A essa altura, a cantora havia varrido os Estados Unidos com os dois álbuns lançados com a banda Big Brother and the Holding Company, sendo que o segundo, “Cheap Thrills” (1968), havia conquistado o primeiro lugar nas paradas.
Ela e sua estilista, Linda Gravenites, se hospedaram no Copacabana Palace, onde muitos poucos se deram conta de quem se tratava. Uma funcionária da loja H. Stern que funcionava no hotel, porém, reconheceu a musa de primeira.
Isso porque o namorado dessa moça, um fotógrafo da edição brasileira da revista Rolling Stone, havia acabado de voltar de Nova York com muitos discos na bagagem, incluindo “Cheap Thrills”. E Ricky Ferreira não parava de falar da cantora para a namorada.
Naquela noite, ela disse a Ricky que sua cantora preferida estava hospedada no hotel em que trabalhava. Ferreira correu para lá no dia seguinte, mas Janis havia acabado de ser expulsa do Copacabana por ter pulado pelada na piscina.
Encontrou-a aos prantos na areia da praia, em frente ao hotel, sem saber o que fazer. Meio século depois, Ricky se recorda que tentou encontrar acomodação para as duas. “Mas era Carnaval, estava tudo lotado. Então ofereci para elas irem para o meu quarto e sala no Leblon. E fomos.”
Ricky logo percebeu a encrenca em que havia se metido: Janis tomava uma garrafa de creme de ovos Dubar no café de manhã, emendando outra de fogo paulista no almoço. Finalizava o dia com nossa marvada pinga. Nunca tomava cerveja, apenas destilados. Linda passava o dia brigando com ela, para que maneirasse.
De sólido, Janis se satisfazia com outros produtos locais, nada a ver com feijoada ou moquecas: ela se virou com biscoitos Maria (ou bolachas, em São Paulo) com uma grossa fatia de marmelada Cica enlatada. Ricky conta: “Sentada no colchão da sala, só de calcinha, ela se deitou para trás para jogar a cinza do cigarro. Ao levantar, tinha três bolachas grudadas nas costas. E nem percebeu”.
A bituca de Janis também quase iniciou um incêndio no Leblon, quando dormiu certa noite com ela acesa e pôs fogo no colchão. Seu jeito de falar era bipolar: “Começava a falar com você como se fosse uma garotinha, delicada, e terminava como se fosse um motorista de caminhão.”

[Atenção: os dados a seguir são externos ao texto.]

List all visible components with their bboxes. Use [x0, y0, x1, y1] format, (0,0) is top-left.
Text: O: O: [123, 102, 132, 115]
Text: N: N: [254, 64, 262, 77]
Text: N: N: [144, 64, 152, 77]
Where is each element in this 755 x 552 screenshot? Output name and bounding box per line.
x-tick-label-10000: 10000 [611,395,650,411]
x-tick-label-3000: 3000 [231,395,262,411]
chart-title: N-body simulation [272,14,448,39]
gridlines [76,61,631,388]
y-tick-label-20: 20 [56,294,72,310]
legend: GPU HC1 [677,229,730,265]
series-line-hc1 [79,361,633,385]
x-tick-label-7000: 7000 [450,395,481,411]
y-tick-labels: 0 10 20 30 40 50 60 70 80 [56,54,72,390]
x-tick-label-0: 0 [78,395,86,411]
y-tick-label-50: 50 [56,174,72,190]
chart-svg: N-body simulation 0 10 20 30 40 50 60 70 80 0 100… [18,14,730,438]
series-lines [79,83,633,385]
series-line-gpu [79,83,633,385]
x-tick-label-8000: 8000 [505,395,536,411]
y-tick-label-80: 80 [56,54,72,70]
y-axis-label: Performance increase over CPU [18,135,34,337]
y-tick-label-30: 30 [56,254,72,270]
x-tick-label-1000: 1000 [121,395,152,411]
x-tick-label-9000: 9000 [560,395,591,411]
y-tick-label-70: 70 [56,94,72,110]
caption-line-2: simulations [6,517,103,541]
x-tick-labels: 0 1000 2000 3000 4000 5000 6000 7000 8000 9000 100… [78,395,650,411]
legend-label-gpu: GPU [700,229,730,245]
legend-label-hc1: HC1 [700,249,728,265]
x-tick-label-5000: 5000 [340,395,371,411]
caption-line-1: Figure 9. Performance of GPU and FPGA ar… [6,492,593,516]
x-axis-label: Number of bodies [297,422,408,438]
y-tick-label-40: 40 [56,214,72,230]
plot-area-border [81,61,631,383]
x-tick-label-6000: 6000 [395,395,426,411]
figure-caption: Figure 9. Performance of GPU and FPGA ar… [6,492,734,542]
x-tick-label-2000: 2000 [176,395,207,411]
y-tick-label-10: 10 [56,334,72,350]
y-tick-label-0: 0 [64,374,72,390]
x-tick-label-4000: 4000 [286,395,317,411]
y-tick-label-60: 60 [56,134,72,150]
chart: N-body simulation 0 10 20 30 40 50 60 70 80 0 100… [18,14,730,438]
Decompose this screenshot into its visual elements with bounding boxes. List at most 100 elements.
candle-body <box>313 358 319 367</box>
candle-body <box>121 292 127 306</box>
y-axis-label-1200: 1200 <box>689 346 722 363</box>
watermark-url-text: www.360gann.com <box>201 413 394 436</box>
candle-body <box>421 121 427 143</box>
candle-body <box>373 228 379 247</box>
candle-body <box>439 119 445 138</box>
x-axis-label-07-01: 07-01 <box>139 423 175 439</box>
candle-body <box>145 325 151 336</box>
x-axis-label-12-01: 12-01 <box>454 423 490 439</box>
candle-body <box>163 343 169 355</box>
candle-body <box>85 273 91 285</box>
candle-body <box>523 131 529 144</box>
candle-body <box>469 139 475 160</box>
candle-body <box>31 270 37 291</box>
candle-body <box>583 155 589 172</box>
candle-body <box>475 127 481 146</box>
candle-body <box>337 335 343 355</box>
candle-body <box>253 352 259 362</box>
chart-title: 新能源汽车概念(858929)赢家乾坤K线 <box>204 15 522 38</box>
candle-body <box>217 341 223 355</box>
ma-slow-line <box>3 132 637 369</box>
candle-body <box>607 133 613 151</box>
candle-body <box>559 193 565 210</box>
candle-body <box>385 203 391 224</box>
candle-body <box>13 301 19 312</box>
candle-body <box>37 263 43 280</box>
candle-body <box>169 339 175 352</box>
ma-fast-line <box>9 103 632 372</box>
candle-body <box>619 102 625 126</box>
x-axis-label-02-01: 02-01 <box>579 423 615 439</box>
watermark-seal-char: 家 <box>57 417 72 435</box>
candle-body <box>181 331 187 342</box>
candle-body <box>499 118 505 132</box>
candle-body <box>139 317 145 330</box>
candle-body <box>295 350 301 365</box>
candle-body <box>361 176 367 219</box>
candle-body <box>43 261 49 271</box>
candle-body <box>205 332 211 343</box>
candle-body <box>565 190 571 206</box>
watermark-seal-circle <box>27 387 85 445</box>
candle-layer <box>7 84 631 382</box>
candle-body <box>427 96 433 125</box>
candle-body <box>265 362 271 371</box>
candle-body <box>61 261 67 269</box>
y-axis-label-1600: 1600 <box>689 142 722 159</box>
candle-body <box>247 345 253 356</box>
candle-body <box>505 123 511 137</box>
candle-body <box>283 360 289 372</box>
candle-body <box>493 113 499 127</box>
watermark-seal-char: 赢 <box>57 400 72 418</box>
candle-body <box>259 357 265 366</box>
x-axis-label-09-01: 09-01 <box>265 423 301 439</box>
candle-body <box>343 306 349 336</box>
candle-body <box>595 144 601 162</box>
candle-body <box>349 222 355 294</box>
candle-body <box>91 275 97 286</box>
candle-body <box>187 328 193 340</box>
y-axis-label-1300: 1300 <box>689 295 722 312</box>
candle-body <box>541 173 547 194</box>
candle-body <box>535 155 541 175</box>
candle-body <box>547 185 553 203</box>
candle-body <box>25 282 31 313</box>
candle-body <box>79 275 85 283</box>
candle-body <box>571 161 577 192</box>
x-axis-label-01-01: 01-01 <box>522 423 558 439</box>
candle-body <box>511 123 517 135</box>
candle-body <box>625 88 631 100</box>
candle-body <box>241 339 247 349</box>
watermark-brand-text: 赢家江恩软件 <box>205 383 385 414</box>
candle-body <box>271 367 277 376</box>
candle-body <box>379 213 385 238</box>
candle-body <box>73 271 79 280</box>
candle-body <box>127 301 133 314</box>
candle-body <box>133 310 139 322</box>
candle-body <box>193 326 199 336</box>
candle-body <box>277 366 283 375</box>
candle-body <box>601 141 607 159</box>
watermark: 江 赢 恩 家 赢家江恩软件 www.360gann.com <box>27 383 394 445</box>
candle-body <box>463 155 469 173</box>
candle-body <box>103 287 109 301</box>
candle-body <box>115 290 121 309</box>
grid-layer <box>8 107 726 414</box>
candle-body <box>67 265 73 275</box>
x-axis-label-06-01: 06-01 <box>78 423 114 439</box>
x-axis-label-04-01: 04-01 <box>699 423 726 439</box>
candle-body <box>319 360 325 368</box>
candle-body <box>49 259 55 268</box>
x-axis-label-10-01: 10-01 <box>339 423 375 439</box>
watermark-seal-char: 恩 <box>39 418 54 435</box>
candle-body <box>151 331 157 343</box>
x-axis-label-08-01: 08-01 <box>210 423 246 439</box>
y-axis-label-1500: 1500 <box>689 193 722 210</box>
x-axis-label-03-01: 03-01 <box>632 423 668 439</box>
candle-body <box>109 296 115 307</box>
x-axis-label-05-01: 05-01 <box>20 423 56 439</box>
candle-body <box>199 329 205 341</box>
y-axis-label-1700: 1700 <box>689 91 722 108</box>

Nas ruas, a cantora preferia os botequins mais humildes a qualquer estabelecimento caro ou da moda. Ricky, Janis e Linda passaram dias flanando pelo Rio enchendo a cara nas esquinas. Um dos poucos que reconheceu Janis nas ruas foi o DJ Big Boy, que a levou na noite de domingo ao palanque da revista Manchete, na Candelária, para assistir ao desfile das escolas de samba.
Logo a notícia de que Janis Joplin estava no Rio se espalhou. Ricky tentou até organizar um show na praça Nossa Senhora da Paz, mas a ideia não evoluiu. Janis, entretanto, voltou ao Copacabana Palace para dar uma entrevista coletiva à imprensa carioca.
“O Hélio Oiticica me ligou dizendo que Janis ia falar no Copa”, lembra o jornalista e produtor Nelson Motta. “Não estava trabalhando para jornal nenhum, fui de alegre. E ela estava bem contente durante a coletiva”, conta ele, que narra o episódio com mais detalhes em seu livro “Noites Tropicais”.
O evento rendeu um convite a Janis. Um ricaço, dono de uma rede de lojas, convidou a cantora para seu camarote no maior baile da cidade, que acontecia no Theatro Municipal. De noite, lá estavam eles na Cinelândia. “Não foi uma boa experiência”, lembra Ricky.